Hello, I installed Fleet Server in the cluster and then installed several Windows and Linux agents. The status of all is healthy, but every few minutes these agents are displayed as offline. Although they are sending logs and are active, their status is offline. I am using version 8.17.
Hello,
This suggests some issues between the communication from the agents with the fleet server, check their logs.
The health checks are done with the Fleet Server, but the data is send to Elasticsearch, is a different communication, so you can have an agent that appear as offline but it is still sending data.
I also checked the logs. I also searched. Many people said to change the check-in time. Is that correct? Explain more clearly.
Said where? This is not correct, you have no control on the interval that the Agent does health check with the Fleet Server.
What do you have in the logs for the Agent?
As mentioned, if the agent appears as offline, it has some issue connecting with the Fleet Server.
let me define the problem one more time :
1 . when we want to install agents, first we check the time of the system and timezone , after that we check the connection between agent and the fleet server and everything is ok and there is no problem neither in connection nor the agent host even when the agent is offline we open the agent system and there is no problem and when you check it can connect to the fleet serve on the port 8220 and to the elasticsearch on the port 9200 and also logs are receiving to the cluster currectly but the agent is offline
2 . you said that we cannot change the checkin behavior of the agent but when you go to the elastic-agent.yml of the fleet server you can see a part in that file with the name agent-retry and you can change the connection timeout and retry
3 . when you see the other forums and ask the people who are expert in the elasticsearch they have expreienced this problem too
4 . other things like the amount of the ram or cpu can cause this problem ?
5 . one more thing is that even if you receive logs and the agent is online and healthy you can see that there are lot of error in the agent that say : checkin with fleet server error , retrying
Elastic Agent can be managed in 2 ways, Fleet Managed, where you have a Fleet Server and manges your policies and agents through the Fleet Server UI, or in the Standalone Mode, where you manage your agents and policies using yml files.
If you are managing Elastic Agents with Fleet Server, you have Fleet Managed agents, and with Fleet Managed agents you cannot change anything in the elastic-agent.yml
file and you also do not have access to all configurations available, so with Fleet Managed agents you haven o control for some settings like these ones.
This is what I mentioned on the previous posts, if your Agent is showing as offline in Fleet it means that it is having issues communicating with the Fleet Server and this kind of error confirms that.

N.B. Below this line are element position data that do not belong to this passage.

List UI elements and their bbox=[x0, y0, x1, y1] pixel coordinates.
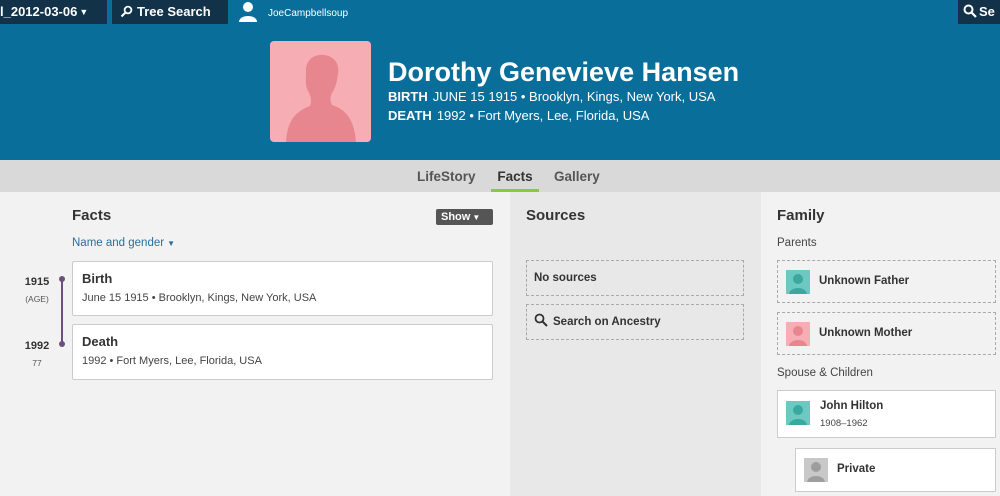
search-on-ancestry-label: Search on Ancestry bbox=[553, 316, 661, 328]
person-name: Private bbox=[837, 463, 876, 475]
tab-facts[interactable]: Facts bbox=[491, 160, 539, 192]
person-name: John Hilton bbox=[820, 400, 884, 412]
timeline-dot bbox=[59, 276, 65, 282]
username: JoeCampbellsoup bbox=[268, 8, 349, 19]
unknown-avatar-icon bbox=[804, 458, 828, 482]
tab-lifestory[interactable]: LifeStory bbox=[417, 160, 476, 192]
no-sources-box: No sources bbox=[526, 260, 744, 296]
top-bar: l_2012-03-06 ▼ Tree Search JoeCampbellsou… bbox=[0, 0, 1000, 24]
timeline-dot bbox=[59, 341, 65, 347]
family-title: Family bbox=[777, 207, 825, 224]
parents-label: Parents bbox=[777, 237, 817, 249]
tree-selector[interactable]: l_2012-03-06 ▼ bbox=[0, 0, 107, 24]
fact-card-death[interactable]: Death 1992 • Fort Myers, Lee, Florida, U… bbox=[72, 324, 493, 380]
death-value: 1992 • Fort Myers, Lee, Florida, USA bbox=[436, 108, 650, 123]
show-button[interactable]: Show ▼ bbox=[436, 209, 493, 225]
person-search-icon bbox=[120, 5, 133, 18]
fact-detail: June 15 1915 • Brooklyn, Kings, New York… bbox=[82, 292, 317, 304]
user-menu[interactable]: JoeCampbellsoup bbox=[238, 0, 348, 24]
tab-gallery[interactable]: Gallery bbox=[554, 160, 600, 192]
show-label: Show bbox=[441, 211, 471, 223]
facts-column: Facts Show ▼ Name and gender ▼ 1915 (AGE) … bbox=[0, 192, 510, 496]
chevron-down-icon: ▼ bbox=[472, 213, 481, 222]
tab-bar: LifeStory Facts Gallery bbox=[0, 160, 1000, 192]
person-header: Dorothy Genevieve Hansen BIRTH JUNE 15 19… bbox=[0, 24, 1000, 160]
no-sources-label: No sources bbox=[534, 272, 597, 284]
tree-name: l_2012-03-06 bbox=[0, 4, 78, 19]
death-summary: DEATH 1992 • Fort Myers, Lee, Florida, US… bbox=[388, 108, 649, 123]
search-label: Se bbox=[979, 4, 995, 19]
spouse-children-label: Spouse & Children bbox=[777, 367, 873, 379]
child-card[interactable]: Private bbox=[795, 448, 996, 492]
male-avatar-icon bbox=[786, 270, 810, 294]
search-icon bbox=[534, 313, 548, 327]
name-gender-label: Name and gender bbox=[72, 237, 165, 249]
death-label: DEATH bbox=[388, 108, 432, 123]
spouse-card[interactable]: John Hilton 1908–1962 bbox=[777, 390, 996, 438]
search-icon bbox=[963, 4, 977, 18]
tree-search-button[interactable]: Tree Search bbox=[112, 0, 228, 24]
sources-column: Sources No sources Search on Ancestry bbox=[510, 192, 761, 496]
family-column: Family Parents Unknown Father Unknown Mo… bbox=[761, 192, 1000, 496]
chevron-down-icon: ▼ bbox=[79, 7, 89, 17]
sources-title: Sources bbox=[526, 207, 586, 224]
tree-search-label: Tree Search bbox=[137, 4, 211, 19]
search-button[interactable]: Se bbox=[958, 0, 1000, 24]
timeline-age: 77 bbox=[32, 358, 42, 368]
fact-title: Birth bbox=[82, 271, 113, 286]
birth-value: JUNE 15 1915 • Brooklyn, Kings, New York… bbox=[432, 89, 716, 104]
chevron-down-icon: ▼ bbox=[167, 239, 175, 248]
facts-title: Facts bbox=[72, 207, 112, 224]
parent-card-father[interactable]: Unknown Father bbox=[777, 260, 996, 303]
birth-summary: BIRTH JUNE 15 1915 • Brooklyn, Kings, New… bbox=[388, 89, 715, 104]
person-dates: 1908–1962 bbox=[820, 418, 868, 429]
name-and-gender-toggle[interactable]: Name and gender ▼ bbox=[72, 237, 175, 249]
fact-card-birth[interactable]: Birth June 15 1915 • Brooklyn, Kings, Ne… bbox=[72, 261, 493, 316]
person-name: Unknown Mother bbox=[819, 327, 913, 339]
female-avatar-icon bbox=[786, 322, 810, 346]
fact-title: Death bbox=[82, 334, 119, 349]
parent-card-mother[interactable]: Unknown Mother bbox=[777, 312, 996, 355]
female-silhouette-icon bbox=[286, 54, 356, 142]
fact-detail: 1992 • Fort Myers, Lee, Florida, USA bbox=[82, 355, 262, 367]
profile-photo[interactable] bbox=[270, 41, 371, 142]
timeline-year: 1992 bbox=[24, 340, 50, 352]
birth-label: BIRTH bbox=[388, 89, 428, 104]
timeline-year: 1915 bbox=[24, 276, 50, 288]
male-avatar-icon bbox=[786, 401, 810, 425]
person-name: Unknown Father bbox=[819, 275, 910, 287]
search-on-ancestry-button[interactable]: Search on Ancestry bbox=[526, 304, 744, 340]
timeline-line bbox=[61, 279, 63, 345]
person-name: Dorothy Genevieve Hansen bbox=[388, 57, 740, 87]
timeline-age-label: (AGE) bbox=[25, 294, 49, 304]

There is not much else here to troubleshoot, you need to check if your network is having any issues or if the server that is running the Fleet server is having any issues.
What are the specs of your Fleet Server? How many agents you have?
first i thank you for your answering
my fleet server machine has good amount of RAM and CPU but the problem is still happend.
we have for example 15 or 20 agents and when you change anything in the agent policies, the agents get and effect that change without any problem and this show us the connection between fleet and agent has no problem. and also when you monitor the fleet page you can see that agents continuously become online and offline and this behavior show us the connection is ok.
also one day i wrote a linux service for it to restart the check-in process every two or three minute and i see that the problem get solved and agent is always healthy but this approach created a log each time it restart this process : "check-in retry loop was stopped" something like this
i think this is a bug or problem because for testing i created a single node machine that has everything in itself and also installed the fleet server on it and the strange thing is the fleet server that was in a machine with the cluster and there wasn't any more machine or networking device between them became offline many times
What are the specs? How much CPU and RAM? Please provide more context.
This does not show that the connection does not have problems, this shows that the agents can connect to the fleet server, but some network issues may be intermitent, so they can work sometimes and not work other times, the agents continuously becoming online and offline is a symptom of some intermitent issue.
You are restarting the agent every 2 or 3 minutes? Do not do that, this will solve nothing and can create more problems, the log you mentioned is caused by the constant restart of the service.
To think that this is a bug you need first to rule out any infrastructure and network problems, which was not done yet.
You need to provide more context, please share the specs of your fleet server, share some logs from your agents when they appear offline, share logs from your fleet server in the same time window, without this context it is not possible to troubleshoot, but the agents getting online and offline is a symptom of a communication issue.
Also share a screenshot of your Fleet Settings, go into the Fleet app in Kibana, the Settings tab and take some screenshots to share.
I didn't understand what you did here and what happened, you created a new single node cluster with fleet server and then the current fleet server became offline? If this happened there is something wrong with your network or configuration, but as mentioned you need to provide a lot of more context, you didn't share any logs nor settings.